Edmonton and its surrounding area is home to the second-largest urban Indigenous population in the country.
Establishing a strong relationship with Indigenous communities is a top priority for the city. But to get there, the city is establishing an Indigenous Procurement Advisory Committee.
The group will meet throughout the year to better understand the needs of Indigenous workers and the barriers Indigenous businesses are facing.
“We’ll be developing an Indigenous procurement policy and an Indigenous framework that will be helpful for us in how we structure our procurement opportunities going forward,” Kits said.
Kits said the policy would set aside a number of city contracted opportunities for Indigenous businesses and encourage suppliers bidding on projects to hire a certain number of Indigenous workers.
This is exciting news for the Enoch Cree Nation Chief Operations Officer Ron Minks.

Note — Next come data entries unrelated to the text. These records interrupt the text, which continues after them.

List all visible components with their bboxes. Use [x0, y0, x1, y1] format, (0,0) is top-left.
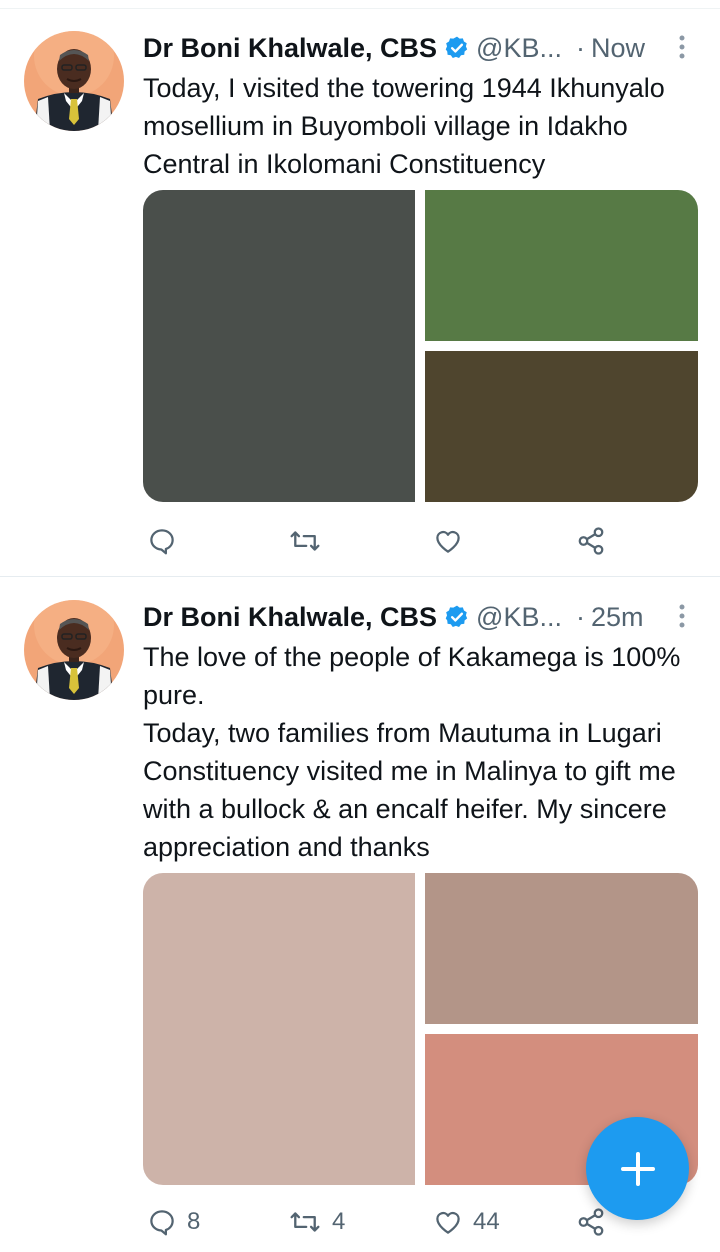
- tweet-actions: 8 4 44: [143, 1202, 623, 1242]
- share-button[interactable]: [576, 521, 616, 561]
- heart-icon: [436, 530, 460, 553]
- tweet-image[interactable]: [143, 873, 415, 1185]
- verified-badge-icon: [444, 35, 470, 61]
- author-name[interactable]: Dr Boni Khalwale, CBS: [143, 602, 437, 633]
- top-divider: [0, 0, 720, 9]
- tweet-text-line: Today, I visited the towering 1944 Ikhun…: [143, 73, 665, 179]
- compose-tweet-button[interactable]: [586, 1117, 689, 1220]
- timestamp[interactable]: 25m: [591, 602, 644, 633]
- author-handle: @KB...: [476, 32, 562, 63]
- retweet-count: 4: [332, 1208, 346, 1235]
- reply-icon: [150, 1210, 174, 1236]
- tweet-image[interactable]: [143, 190, 415, 502]
- retweet-icon: [290, 531, 320, 551]
- like-button[interactable]: [433, 521, 473, 561]
- reply-button[interactable]: [147, 521, 187, 561]
- tweet-image[interactable]: [425, 190, 698, 341]
- reply-button[interactable]: 8: [147, 1202, 200, 1242]
- reply-icon: [150, 529, 174, 555]
- retweet-button[interactable]: [288, 521, 332, 561]
- heart-icon: [436, 1211, 460, 1234]
- like-button[interactable]: 44: [433, 1202, 500, 1242]
- separator-dot: ·: [575, 32, 585, 63]
- plus-icon: [620, 1151, 655, 1186]
- author-handle: @KB...: [476, 601, 562, 632]
- separator-dot: ·: [575, 601, 585, 632]
- tweet-header: Dr Boni Khalwale, CBS @KB... · 25m: [143, 600, 698, 634]
- retweet-button[interactable]: 4: [288, 1202, 345, 1242]
- retweet-icon: [290, 1212, 320, 1232]
- avatar[interactable]: [24, 600, 124, 700]
- timestamp[interactable]: Now: [591, 33, 645, 64]
- more-options-icon[interactable]: [678, 603, 686, 636]
- verified-badge-icon: [444, 604, 470, 630]
- tweet-header: Dr Boni Khalwale, CBS @KB... · Now: [143, 31, 698, 65]
- tweet-actions: [143, 521, 623, 561]
- reply-count: 8: [187, 1208, 201, 1235]
- tweet[interactable]: Dr Boni Khalwale, CBS @KB... · Now Today…: [0, 9, 720, 577]
- tweet-text: The love of the people of Kakamega is 10…: [143, 638, 708, 866]
- share-icon: [578, 1208, 604, 1236]
- tweet-text: Today, I visited the towering 1944 Ikhun…: [143, 69, 708, 183]
- tweet-image[interactable]: [425, 873, 698, 1024]
- tweet-text-line: Today, two families from Mautuma in Luga…: [143, 718, 676, 862]
- media-grid[interactable]: [143, 190, 698, 502]
- avatar[interactable]: [24, 31, 124, 131]
- share-icon: [578, 527, 604, 555]
- tweet-text-line: The love of the people of Kakamega is 10…: [143, 642, 681, 710]
- tweet-image[interactable]: [425, 351, 698, 502]
- like-count: 44: [473, 1208, 500, 1235]
- author-name[interactable]: Dr Boni Khalwale, CBS: [143, 33, 437, 64]
- more-options-icon[interactable]: [678, 34, 686, 67]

“It is difficult for First Nations and Metis and Indigenous communities to work with some of the other communities just because of a number is different issues and those are things we need to work on to overcome and improve as a society,” Minks said.
Minks said this initiative will provide employment options while addressing a more serious issue.
“We just want to overcome the perceptions and systemic racism, the problems that we’ve endured for a long time,” Minks said.
The city says its goal is to remove barriers while providing a wide range of opportunity for Indigenous people.
The city is recruiting for the Indigenous Procurement Advisory Committee. Interested applicants can find more information online.